During World War II, Leverkus left private practice to work as an inspector of stately homes to use for the war effort and as an organiser of evacuees from London. From 1943 to 1948, she worked as a housing architect for the West Ham Town Planning Office. From 1948 until her retirement in 1960, she worked for Norman and Dawbarn Architects. During this period, she designed a shopping parade and flats at Swiss Cottage tube station and worked on the new towns in both Crawley and Harlow.
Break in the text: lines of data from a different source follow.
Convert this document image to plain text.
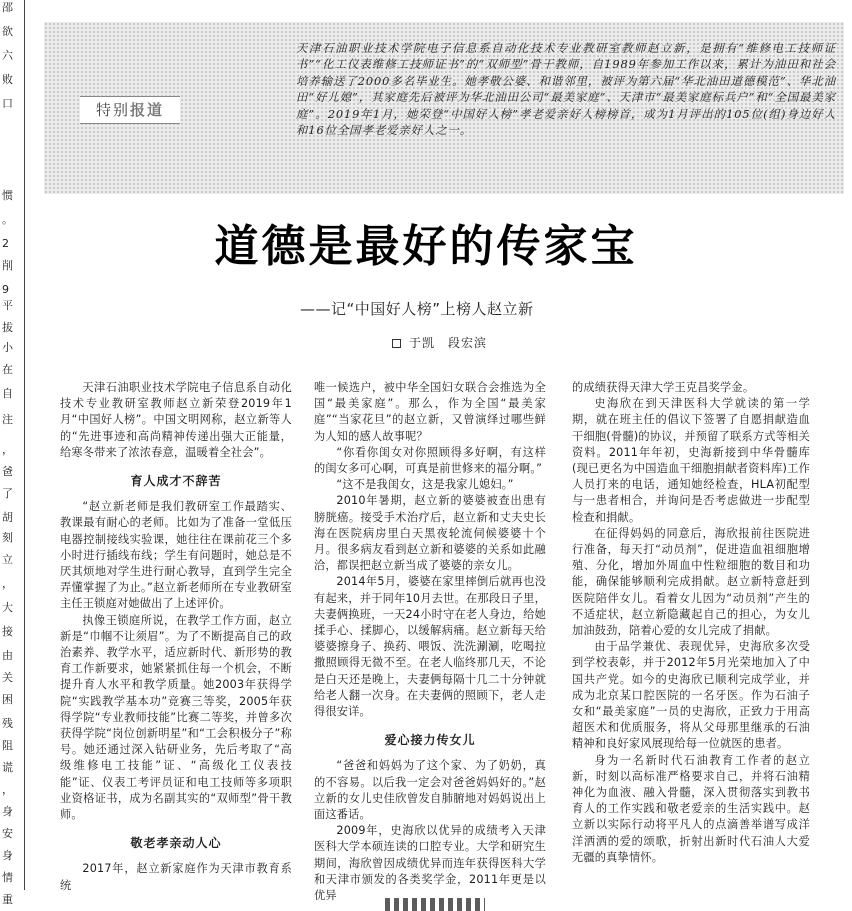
邵
欲
六
败
口
惯
。
2
削
9
平
拔
小
在
自
注
，
爸
了
胡
刻
立
，
大
接
由
关
困
残
阻
谎
，
身
安
身
情
重
特别报道
天津石油职业技术学院电子信息系自动化技术专业教研室教师赵立新，是拥有“维修电工技师证书”“化工仪表维修工技师证书”的“双师型”骨干教师，自1989年参加工作以来，累计为油田和社会培养输送了2000多名毕业生。她孝敬公婆、和谐邻里，被评为第六届“华北油田道德模范”、华北油田“好儿媳”，其家庭先后被评为华北油田公司“最美家庭”、天津市“最美家庭标兵户”和“全国最美家庭”。2019年1月，她荣登“中国好人榜”孝老爱亲好人榜榜首，成为1月评出的105位(组)身边好人和16位全国孝老爱亲好人之一。
道德是最好的传家宝
——记“中国好人榜”上榜人赵立新
于凯　段宏滨

天津石油职业技术学院电子信息系自动化技术专业教研室教师赵立新荣登2019年1月“中国好人榜”。中国文明网称，赵立新等人的“先进事迹和高尚精神传递出强大正能量，给寒冬带来了浓浓春意，温暖着全社会”。

育人成才不辞苦

“赵立新老师是我们教研室工作最踏实、教课最有耐心的老师。比如为了准备一堂低压电器控制接线实验课，她往往在课前花三个多小时进行插线布线；学生有问题时，她总是不厌其烦地对学生进行耐心教导，直到学生完全弄懂掌握了为止。”赵立新老师所在专业教研室主任王锁庭对她做出了上述评价。

执像王锁庭所说，在教学工作方面，赵立新是“巾帼不让须眉”。为了不断提高自己的政治素养、教学水平，适应新时代、新形势的教育工作新要求，她紧紧抓住每一个机会，不断提升育人水平和教学质量。她2003年获得学院“实践教学基本功”竞赛三等奖，2005年获得学院“专业教师技能”比赛二等奖，并曾多次获得学院“岗位创新明星”和“工会积极分子”称号。她还通过深入钻研业务，先后考取了“高级维修电工技能”证、“高级化工仪表技能”证、仪表工考评员证和电工技师等多项职业资格证书，成为名副其实的“双师型”骨干教师。

敬老孝亲动人心

2017年，赵立新家庭作为天津市教育系统

唯一候选户，被中华全国妇女联合会推选为全国“最美家庭”。那么，作为全国“最美家庭”“当家花旦”的赵立新，又曾演绎过哪些鲜为人知的感人故事呢？

“你看你闺女对你照顾得多好啊，有这样的闺女多可心啊，可真是前世修来的福分啊。”

“这不是我闺女，这是我家儿媳妇。”

2010年暑期，赵立新的婆婆被查出患有膀胱癌。接受手术治疗后，赵立新和丈夫史长海在医院病房里白天黑夜轮流伺候婆婆十个月。很多病友看到赵立新和婆婆的关系如此融洽，都误把赵立新当成了婆婆的亲女儿。

2014年5月，婆婆在家里摔倒后就再也没有起来，并于同年10月去世。在那段日子里，夫妻俩换班，一天24小时守在老人身边，给她揉手心、揉脚心，以缓解病痛。赵立新每天给婆婆擦身子、换药、喂饭、洗洗涮涮，吃喝拉撒照顾得无微不至。在老人临终那几天，不论是白天还是晚上，夫妻俩每隔十几二十分钟就给老人翻一次身。在夫妻俩的照顾下，老人走得很安详。

爱心接力传女儿

“爸爸和妈妈为了这个家、为了奶奶，真的不容易。以后我一定会对爸爸妈妈好的。”赵立新的女儿史佳欣曾发自肺腑地对妈妈说出上面这番话。

2009年，史海欣以优异的成绩考入天津医科大学本硕连读的口腔专业。大学和研究生期间，海欣曾因成绩优异而连年获得医科大学和天津市颁发的各类奖学金，2011年更是以优异

的成绩获得天津大学王克昌奖学金。

史海欣在到天津医科大学就读的第一学期，就在班主任的倡议下签署了自愿捐献造血干细胞(骨髓)的协议，并预留了联系方式等相关资料。2011年年初，史海新接到中华骨髓库(现已更名为中国造血干细胞捐献者资料库)工作人员打来的电话，通知她经检查，HLA初配型与一患者相合，并询问是否考虑做进一步配型检查和捐献。

在征得妈妈的同意后，海欣报前往医院进行准备，每天打“动员剂”，促进造血祖细胞增殖、分化，增加外周血中性粒细胞的数目和功能，确保能够顺利完成捐献。赵立新特意赶到医院陪伴女儿。看着女儿因为“动员剂”产生的不适症状，赵立新隐藏起自己的担心，为女儿加油鼓劲，陪着心爱的女儿完成了捐献。

由于品学兼优、表现优异，史海欣多次受到学校表彰，并于2012年5月光荣地加入了中国共产党。如今的史海欣已顺利完成学业，并成为北京某口腔医院的一名牙医。作为石油子女和“最美家庭”一员的史海欣，正致力于用高超医术和优质服务，将从父母那里继承的石油精神和良好家风展现给每一位就医的患者。

身为一名新时代石油教育工作者的赵立新，时刻以高标准严格要求自己，并将石油精神化为血液、融入骨髓，深入贯彻落实到教书育人的工作实践和敬老爱亲的生活实践中。赵立新以实际行动将平凡人的点滴善举谱写成洋洋洒洒的爱的颂歌，折射出新时代石油人大爱无疆的真挚情怀。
Leverkus was a member of numerous women's groups, and established the women's committee of the RIBA in 1932. She served as the committee Secretary in the 1930s and their work promoted the interests of women architects, encouraged and advised recent graduates as well as recording cases of discrimination. In 1935, Leverkus reported that almost thirty architect firms were "entirely run by women" whilst emphasising the increasing numbers of women architects working in municipal offices. She considered the greatest drawback for women architects at that time to be "the lack of precedent, which makes it an extraordinary thing for a woman to be entrusted with large important work."

Leverkus was also involved in the Women's Provisional Club, alongside other professional women including MP Eleanor Rathbone, engineer Caroline Haslett, Lady Rhondda and Dr Louisa Martindale. She was a member of the Women's Voluntary Service, and the International Federation of Business and Professional Women.

==Later life==
After retiring from architectural practice in 1960, Leverkus served as governor of the Brixton School of Building. In 1960 she moved to Brighton. She died at 26 Wilbury Villas, Hove, Sussex, on 8 November 1989.